Note: all of the above is how ORUs work in the context of a blockchain like Ethereum, with on-chain execution. ORUs can also be implemented as applications with client-side execution on top of projects like Celestia where fraud proofs can be distributed via a P2P network instead of having to be published to a smart contract.

Compromises

While ORUs do have numerous features that are critical in the context of decentralized blockchains and unstoppable financial platforms and applications, these features come at some minor costs.

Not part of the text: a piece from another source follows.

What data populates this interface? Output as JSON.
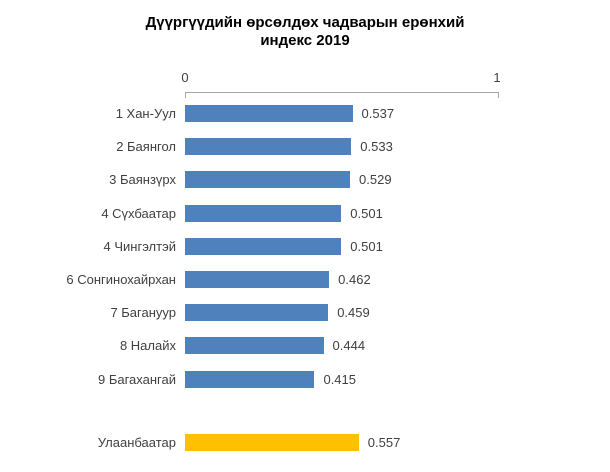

  1. By default, the timeout for fraud proofs (and thus, the delay for withdrawing funds) can be quite long—on the order of weeks—due to the inherent latency of interacting with smart contracts on Ethereum. With client-side execution, the timeout can be shortened substantially. This delay can however be circumvented easily by having liquidity providers (LPs) service withdrawals using atomic swaps for a small fee. In fact, this is a new DeFi primitive: LPs can earn a return on their liquidity trustlessly by providing a service.
  2. The throughput of an ORU is upper-bounded by the data availability throughput of Ethereum. In this context, ORUs can actually be thought of as pseudo-shards. Multiple ORUs can run in parallel over a single data availability layer. And fortunately, it's easier to scale data availability than execution. Projects like Celestia are specifically optimized for providing a highly-scalable general-purpose data availability layer that all rollup projects can use to unlock their full potential.

Conclusion

To wrap things up, ORUs are here to stay. They offer a way for Ethereum and blockchains in general to achieve most of the promise of sharding much earlier than Serenity Phase 2: scalable execution for decentralized applications without compromising on critical properties. Projects building ORU infrastructure include (non-exhaustive, not an endorsement): Fuel Labs, Offchain Labs, Optimism and Hubble. Projects that are planning on building on top of an ORU in the near future are too numerous to count!